ISLAMABAD: Independent Power Producers (IPPs) have cautioned the government that proposed levies on furnace oil (FO) in the 2025–26 federal budget could sharply increase electricity generation costs and severely impact refinery operations.
In formal communications to the Petroleum Division, the Hub Power Company (Hubco) and the IPPs Advisory Council (IPPAC) raised alarms over the draft Finance Bill’s proposed imposition of a Rs77 per litre Petroleum Levy (PL) and a Rs2.5 per litre Carbon Levy (CL), effective July 1, 2025. Combined, these would raise FO prices by over Rs84,700 per metric ton.
Hubco’s Chief Financial Officer highlighted that while alternative fuels are more economical, FO-based plants remain essential for managing summer peak demand due to their rapid ramp-up capabilities. He warned the levies would push up electricity tariffs and undo the cost-cutting gains achieved through recently renegotiated Power Purchase Agreements (PPAs).

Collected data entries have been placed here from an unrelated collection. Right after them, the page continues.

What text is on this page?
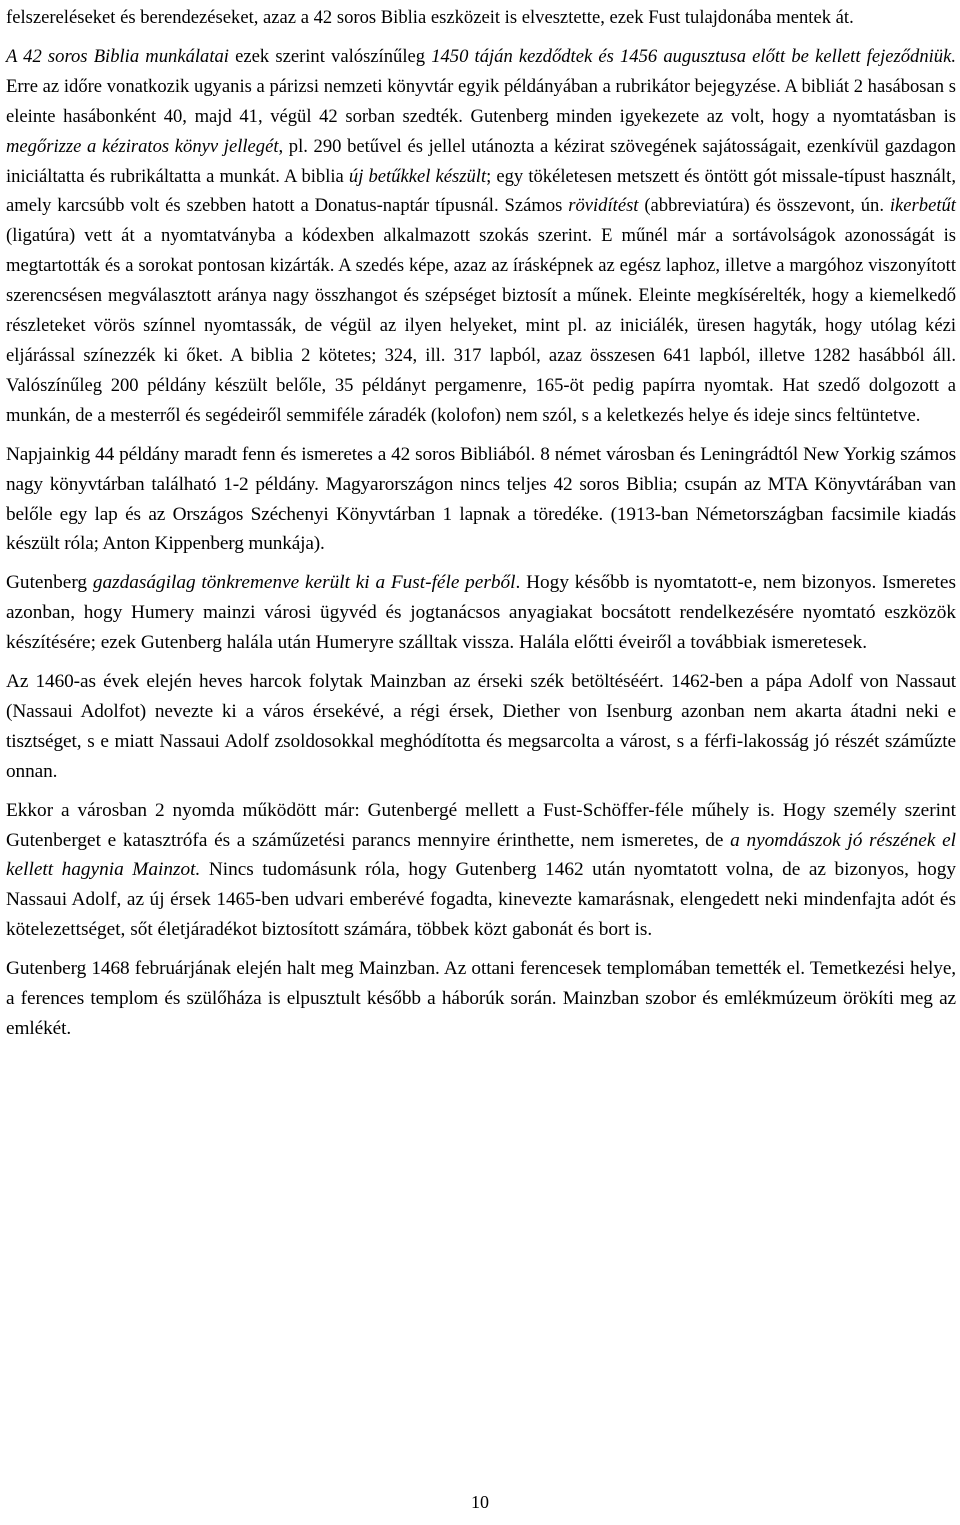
felszereléseket és berendezéseket, azaz a 42 soros Biblia eszközeit is elvesztette, ezek Fust tulajdonába mentek át.

A 42 soros Biblia munkálatai ezek szerint valószínűleg 1450 táján kezdődtek és 1456 augusztusa előtt be kellett fejeződniük. Erre az időre vonatkozik ugyanis a párizsi nemzeti könyvtár egyik példányában a rubrikátor bejegyzése. A bibliát 2 hasábosan s eleinte hasábonként 40, majd 41, végül 42 sorban szedték. Gutenberg minden igyekezete az volt, hogy a nyomtatásban is megőrizze a kéziratos könyv jellegét, pl. 290 betűvel és jellel utánozta a kézirat szövegének sajátosságait, ezenkívül gazdagon iniciáltatta és rubrikáltatta a munkát. A biblia új betűkkel készült; egy tökéletesen metszett és öntött gót missale-típust használt, amely karcsúbb volt és szebben hatott a Donatus-naptár típusnál. Számos rövidítést (abbreviatúra) és összevont, ún. ikerbetűt (ligatúra) vett át a nyomtatványba a kódexben alkalmazott szokás szerint. E műnél már a sortávolságok azonosságát is megtartották és a sorokat pontosan kizárták. A szedés képe, azaz az írásképnek az egész laphoz, illetve a margóhoz viszonyított szerencsésen megválasztott aránya nagy összhangot és szépséget biztosít a műnek. Eleinte megkísérelték, hogy a kiemelkedő részleteket vörös színnel nyomtassák, de végül az ilyen helyeket, mint pl. az iniciálék, üresen hagyták, hogy utólag kézi eljárással színezzék ki őket. A biblia 2 kötetes; 324, ill. 317 lapból, azaz összesen 641 lapból, illetve 1282 hasábból áll. Valószínűleg 200 példány készült belőle, 35 példányt pergamenre, 165-öt pedig papírra nyomtak. Hat szedő dolgozott a munkán, de a mesterről és segédeiről semmiféle záradék (kolofon) nem szól, s a keletkezés helye és ideje sincs feltüntetve.

Napjainkig 44 példány maradt fenn és ismeretes a 42 soros Bibliából. 8 német városban és Leningrádtól New Yorkig számos nagy könyvtárban található 1-2 példány. Magyarországon nincs teljes 42 soros Biblia; csupán az MTA Könyvtárában van belőle egy lap és az Országos Széchenyi Könyvtárban 1 lapnak a töredéke. (1913-ban Németországban facsimile kiadás készült róla; Anton Kippenberg munkája).

Gutenberg gazdaságilag tönkremenve került ki a Fust-féle perből. Hogy később is nyomtatott-e, nem bizonyos. Ismeretes azonban, hogy Humery mainzi városi ügyvéd és jogtanácsos anyagiakat bocsátott rendelkezésére nyomtató eszközök készítésére; ezek Gutenberg halála után Humeryre szálltak vissza. Halála előtti éveiről a továbbiak ismeretesek.

Az 1460-as évek elején heves harcok folytak Mainzban az érseki szék betöltéséért. 1462-ben a pápa Adolf von Nassaut (Nassaui Adolfot) nevezte ki a város érsekévé, a régi érsek, Diether von Isenburg azonban nem akarta átadni neki e tisztséget, s e miatt Nassaui Adolf zsoldosokkal meghódította és megsarcolta a várost, s a férfi-lakosság jó részét száműzte onnan.

Ekkor a városban 2 nyomda működött már: Gutenbergé mellett a Fust-Schöffer-féle műhely is. Hogy személy szerint Gutenberget e katasztrófa és a száműzetési parancs mennyire érinthette, nem ismeretes, de a nyomdászok jó részének el kellett hagynia Mainzot. Nincs tudomásunk róla, hogy Gutenberg 1462 után nyomtatott volna, de az bizonyos, hogy Nassaui Adolf, az új érsek 1465-ben udvari emberévé fogadta, kinevezte kamarásnak, elengedett neki mindenfajta adót és kötelezettséget, sőt életjáradékot biztosított számára, többek közt gabonát és bort is.

Gutenberg 1468 februárjának elején halt meg Mainzban. Az ottani ferencesek templomában temették el. Temetkezési helye, a ferences templom és szülőháza is elpusztult később a háborúk során. Mainzban szobor és emlékmúzeum örökíti meg az emlékét.

10
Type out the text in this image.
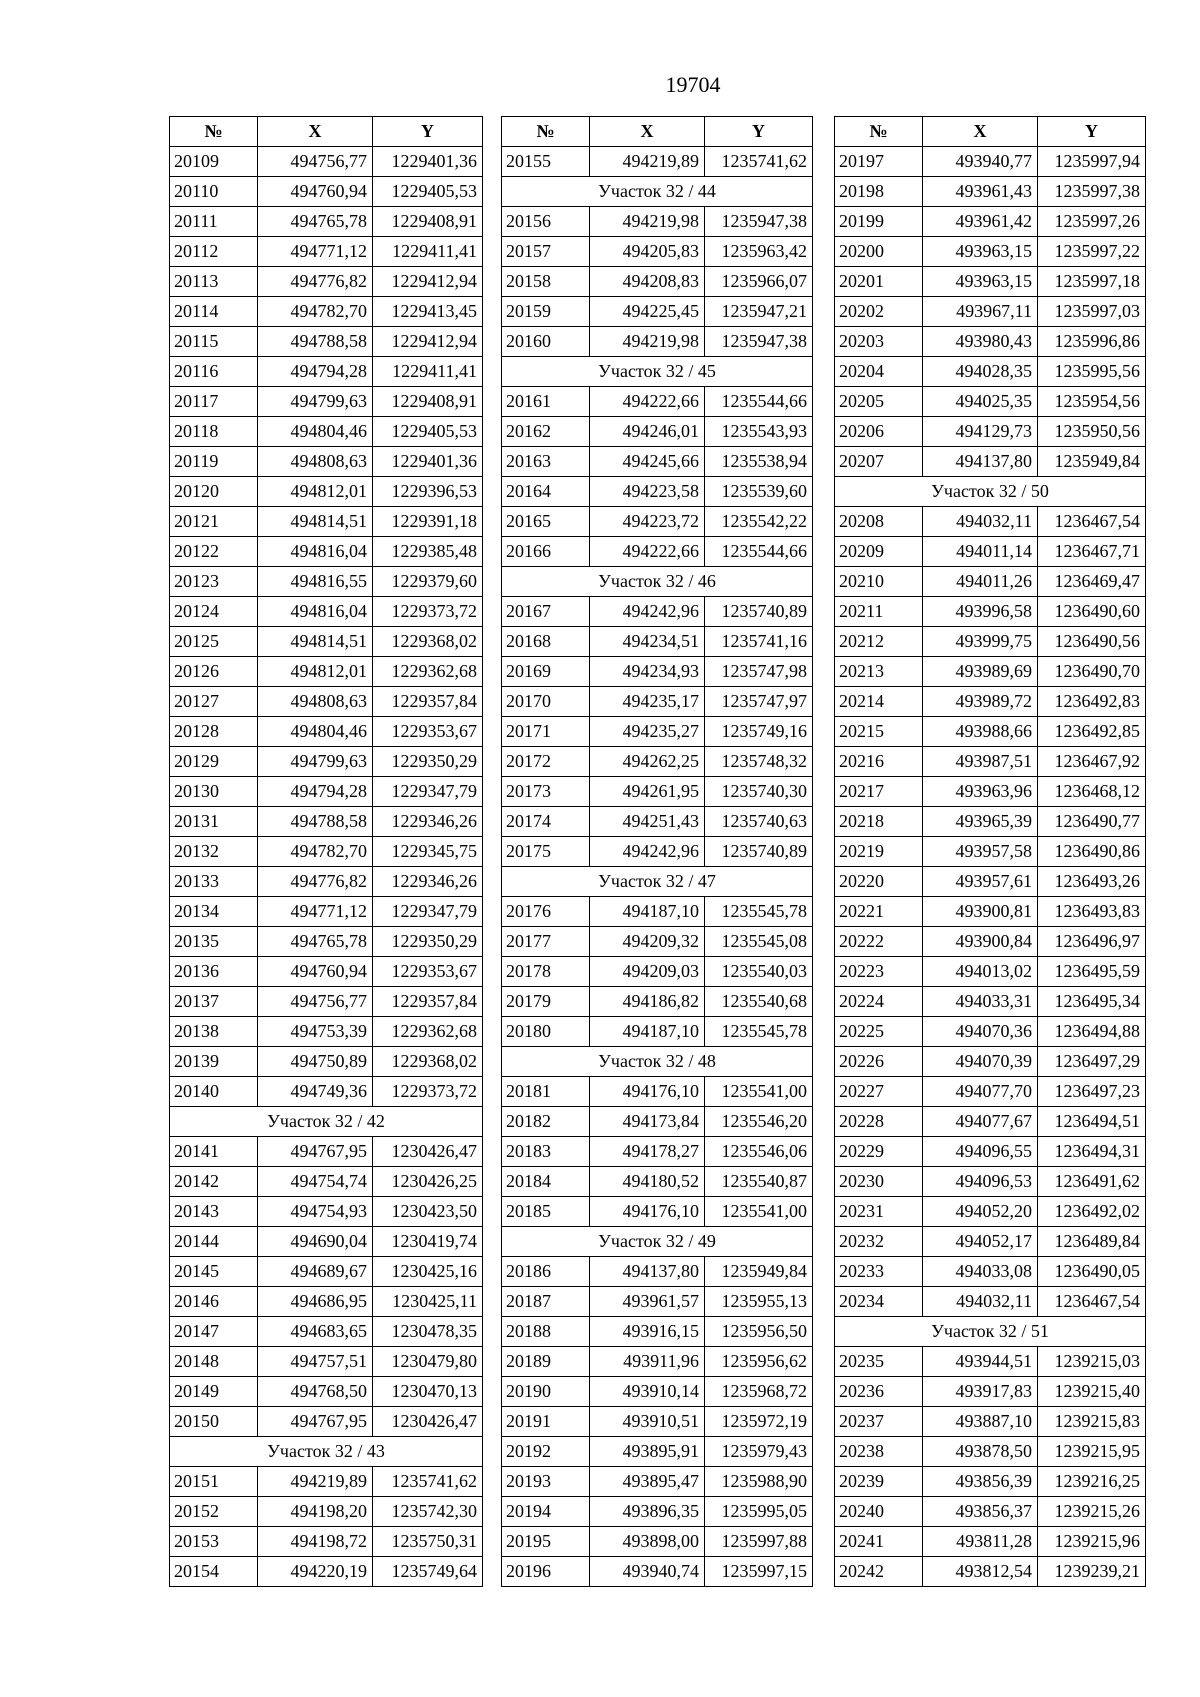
19704
№	X	Y
20109	494756,77	1229401,36
20110	494760,94	1229405,53
20111	494765,78	1229408,91
20112	494771,12	1229411,41
20113	494776,82	1229412,94
20114	494782,70	1229413,45
20115	494788,58	1229412,94
20116	494794,28	1229411,41
20117	494799,63	1229408,91
20118	494804,46	1229405,53
20119	494808,63	1229401,36
20120	494812,01	1229396,53
20121	494814,51	1229391,18
20122	494816,04	1229385,48
20123	494816,55	1229379,60
20124	494816,04	1229373,72
20125	494814,51	1229368,02
20126	494812,01	1229362,68
20127	494808,63	1229357,84
20128	494804,46	1229353,67
20129	494799,63	1229350,29
20130	494794,28	1229347,79
20131	494788,58	1229346,26
20132	494782,70	1229345,75
20133	494776,82	1229346,26
20134	494771,12	1229347,79
20135	494765,78	1229350,29
20136	494760,94	1229353,67
20137	494756,77	1229357,84
20138	494753,39	1229362,68
20139	494750,89	1229368,02
20140	494749,36	1229373,72
Участок 32 / 42		
20141	494767,95	1230426,47
20142	494754,74	1230426,25
20143	494754,93	1230423,50
20144	494690,04	1230419,74
20145	494689,67	1230425,16
20146	494686,95	1230425,11
20147	494683,65	1230478,35
20148	494757,51	1230479,80
20149	494768,50	1230470,13
20150	494767,95	1230426,47
Участок 32 / 43		
20151	494219,89	1235741,62
20152	494198,20	1235742,30
20153	494198,72	1235750,31
20154	494220,19	1235749,64
№	X	Y
20155	494219,89	1235741,62
Участок 32 / 44		
20156	494219,98	1235947,38
20157	494205,83	1235963,42
20158	494208,83	1235966,07
20159	494225,45	1235947,21
20160	494219,98	1235947,38
Участок 32 / 45		
20161	494222,66	1235544,66
20162	494246,01	1235543,93
20163	494245,66	1235538,94
20164	494223,58	1235539,60
20165	494223,72	1235542,22
20166	494222,66	1235544,66
Участок 32 / 46		
20167	494242,96	1235740,89
20168	494234,51	1235741,16
20169	494234,93	1235747,98
20170	494235,17	1235747,97
20171	494235,27	1235749,16
20172	494262,25	1235748,32
20173	494261,95	1235740,30
20174	494251,43	1235740,63
20175	494242,96	1235740,89
Участок 32 / 47		
20176	494187,10	1235545,78
20177	494209,32	1235545,08
20178	494209,03	1235540,03
20179	494186,82	1235540,68
20180	494187,10	1235545,78
Участок 32 / 48		
20181	494176,10	1235541,00
20182	494173,84	1235546,20
20183	494178,27	1235546,06
20184	494180,52	1235540,87
20185	494176,10	1235541,00
Участок 32 / 49		
20186	494137,80	1235949,84
20187	493961,57	1235955,13
20188	493916,15	1235956,50
20189	493911,96	1235956,62
20190	493910,14	1235968,72
20191	493910,51	1235972,19
20192	493895,91	1235979,43
20193	493895,47	1235988,90
20194	493896,35	1235995,05
20195	493898,00	1235997,88
20196	493940,74	1235997,15
№	X	Y
20197	493940,77	1235997,94
20198	493961,43	1235997,38
20199	493961,42	1235997,26
20200	493963,15	1235997,22
20201	493963,15	1235997,18
20202	493967,11	1235997,03
20203	493980,43	1235996,86
20204	494028,35	1235995,56
20205	494025,35	1235954,56
20206	494129,73	1235950,56
20207	494137,80	1235949,84
Участок 32 / 50		
20208	494032,11	1236467,54
20209	494011,14	1236467,71
20210	494011,26	1236469,47
20211	493996,58	1236490,60
20212	493999,75	1236490,56
20213	493989,69	1236490,70
20214	493989,72	1236492,83
20215	493988,66	1236492,85
20216	493987,51	1236467,92
20217	493963,96	1236468,12
20218	493965,39	1236490,77
20219	493957,58	1236490,86
20220	493957,61	1236493,26
20221	493900,81	1236493,83
20222	493900,84	1236496,97
20223	494013,02	1236495,59
20224	494033,31	1236495,34
20225	494070,36	1236494,88
20226	494070,39	1236497,29
20227	494077,70	1236497,23
20228	494077,67	1236494,51
20229	494096,55	1236494,31
20230	494096,53	1236491,62
20231	494052,20	1236492,02
20232	494052,17	1236489,84
20233	494033,08	1236490,05
20234	494032,11	1236467,54
Участок 32 / 51		
20235	493944,51	1239215,03
20236	493917,83	1239215,40
20237	493887,10	1239215,83
20238	493878,50	1239215,95
20239	493856,39	1239216,25
20240	493856,37	1239215,26
20241	493811,28	1239215,96
20242	493812,54	1239239,21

“Furnace oil accounts for 20–25% of local refinery output,” the CFO noted, cautioning that reduced demand could lead to excess inventory, disrupt refinery operations, and aggravate the circular debt crisis. He added that the projected fiscal gains from the levies may not materialize due to falling FO consumption.
IPPAC echoed these concerns, arguing that the proposed taxes conflict with the government’s commitment to support domestic industries. The council warned that increased FO costs would inflate industrial production expenses and make FO-based IPPs economically unviable, potentially pushing them down the merit order and out of operation.
Both Hubco and IPPAC urged the Ministry of Energy to reconsider the levies, warning they could further strain the energy sector and hinder economic recovery.